Olhe para cima

Correio Braziliense
postado em 27/06/2022 00:01

Este não é mais um texto sobre são-joão. Estou aqui para falar de sobrevivência, de aprendizados, de descobertas. Entrei na Universidade de Brasília antes ainda de completar 18 anos. Deslumbrada pelos corredores largos que abraçavam o infinito, me perdia facilmente pela imensidão da federal.

Cheguei antes da consolidação da expansão, quando muitos dos prédios que hoje abrigam novos cursos ou que permitiram instalações mais completas para aqueles que já existiam ainda não haviam sequer saído do papel.

A Faculdade de Comunicação também foi beneficiada nesse processo. Salas reformadas, mais bem equipadas e um espaço novo em folha para o jornal-laboratório Campus. Manteve, no entanto, o espaço tradicional na parte Norte do Minhocão, o apelido carinhoso do Instituto Central de Ciências (ICC).

Fincado numa parte extensa da Asa Norte, o câmpus pioneiro da universidade segue o padrão das quadras de seu endereço e se organiza todo em números que só quem o percorreu exaustivamente consegue compreender. E uma descoberta que, para mim, foi crucial e ajuda a desvendar os mistérios dos algoritmos que acompanham cada nome de sala: olhar para cima.

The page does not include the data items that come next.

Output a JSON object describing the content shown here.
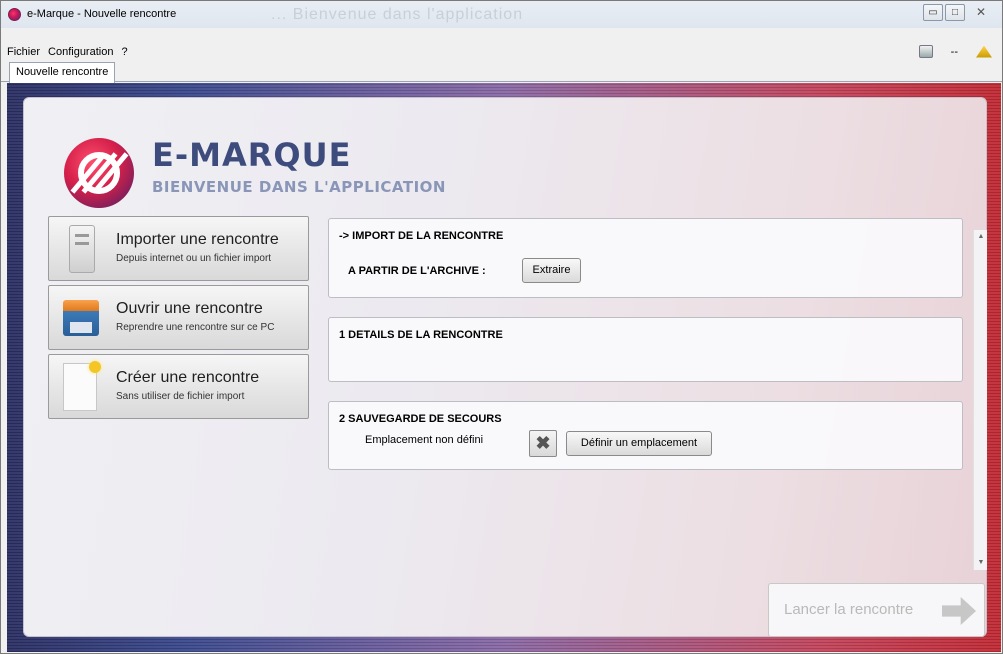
{
  "window": {
    "title": "e-Marque - Nouvelle rencontre",
    "background_title": "... Bienvenue dans l'application",
    "min_label": "▭",
    "max_label": "□",
    "close_label": "✕"
  },
  "menu": {
    "items": [
      "Fichier",
      "Configuration",
      "?"
    ],
    "status_text": "--"
  },
  "tabs": [
    {
      "label": "Nouvelle rencontre",
      "active": true
    }
  ],
  "brand": {
    "title": "E-MARQUE",
    "subtitle": "BIENVENUE DANS L'APPLICATION"
  },
  "actions": [
    {
      "title": "Importer une rencontre",
      "subtitle": "Depuis internet ou un fichier import",
      "icon": "computer-icon"
    },
    {
      "title": "Ouvrir une rencontre",
      "subtitle": "Reprendre une rencontre sur ce PC",
      "icon": "floppy-disk-icon"
    },
    {
      "title": "Créer une rencontre",
      "subtitle": "Sans utiliser de fichier import",
      "icon": "new-document-icon"
    }
  ],
  "sections": {
    "import": {
      "title": "-> IMPORT DE LA RENCONTRE",
      "archive_label": "A PARTIR DE L'ARCHIVE :",
      "extract_button": "Extraire"
    },
    "details": {
      "title": "1  DETAILS DE LA RENCONTRE"
    },
    "backup": {
      "title": "2  SAUVEGARDE DE SECOURS",
      "location_status": "Emplacement non défini",
      "clear_button": "✖",
      "define_button": "Définir un emplacement"
    }
  },
  "launch": {
    "label": "Lancer la rencontre",
    "enabled": false
  },
  "colors": {
    "brand_blue": "#3e4c7d",
    "brand_red": "#d4204a",
    "frame_left": "#2b2f63",
    "frame_right": "#c22a34"
  }
}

Nas pilastras monumentais que seguem um traço firme e contínuo até a laje do edifício, bem lá no alto, estão pequenas placas com a numeração que permite localizar exatamente onde você, pedestre desavisado, se encontra no arranjo cartográfico de Oscar Niemeyer.

Não me recordo mais se descobri essa informação sozinha ou se alguma alma caridosa decidiu compartilhá-la comigo, mas lembro-me bem de quando testei a, até então, "teoria" e percebi que funcionava. Olhei para cima, li o número e vi que correspondia exatamente ao da sala que se encontrava logo abaixo. A partir daí, passei a economizar preciosos minutos sem a necessidade de procurar as salas corretas a cada início de semestre.

Hoje, no entanto, a UnB já tem outra cara. As construções mais antigas seguem firmes e fortes, recebendo novos alunos a cada semestre. Mas a universidade cresceu, não só para abrigar outros cursos em Ceilândia, no Gama e em Planaltina. O próprio câmpus Darcy Ribeiro está de cara nova, com prédios e instalações recém-erguidos.

Na última semana, voltei a esse lugar que virou referência para mim, cheia de confiança e de certeza de que saberia me virar por ali. Até ignorei uma placa com QR Code que oferecia um mapa virtual. Segui segura e... Me perdi. Não fui capaz sequer de acertar o prédio do curso que procurava.

Apesar do imprevisto, consegui chegar a tempo da entrevista que havia marcado, e o esforço valeu a pena. Tive o privilégio de ouvir e poder contar a vocês, leitores, as histórias dos dois professores indígenas da UnB. Altaci Corrêa Rubim, do Instituto de Letras, vocês conheceram ontem. E, no próximo domingo, poderão ler sobre Gersem Baniwa, docente da Antropologia.

Não por acaso, o título dessa crônica acabou parecido ao do filme da Netflix, a paródia dos tempos atuais Não olhe para cima. Só tenho a agradecer à UnB e aos professores que, gentilmente, concordaram em dividir um pouco de suas trajetórias comigo e, por isso, convido a todos a desafiarem o status quo: olhem para cima!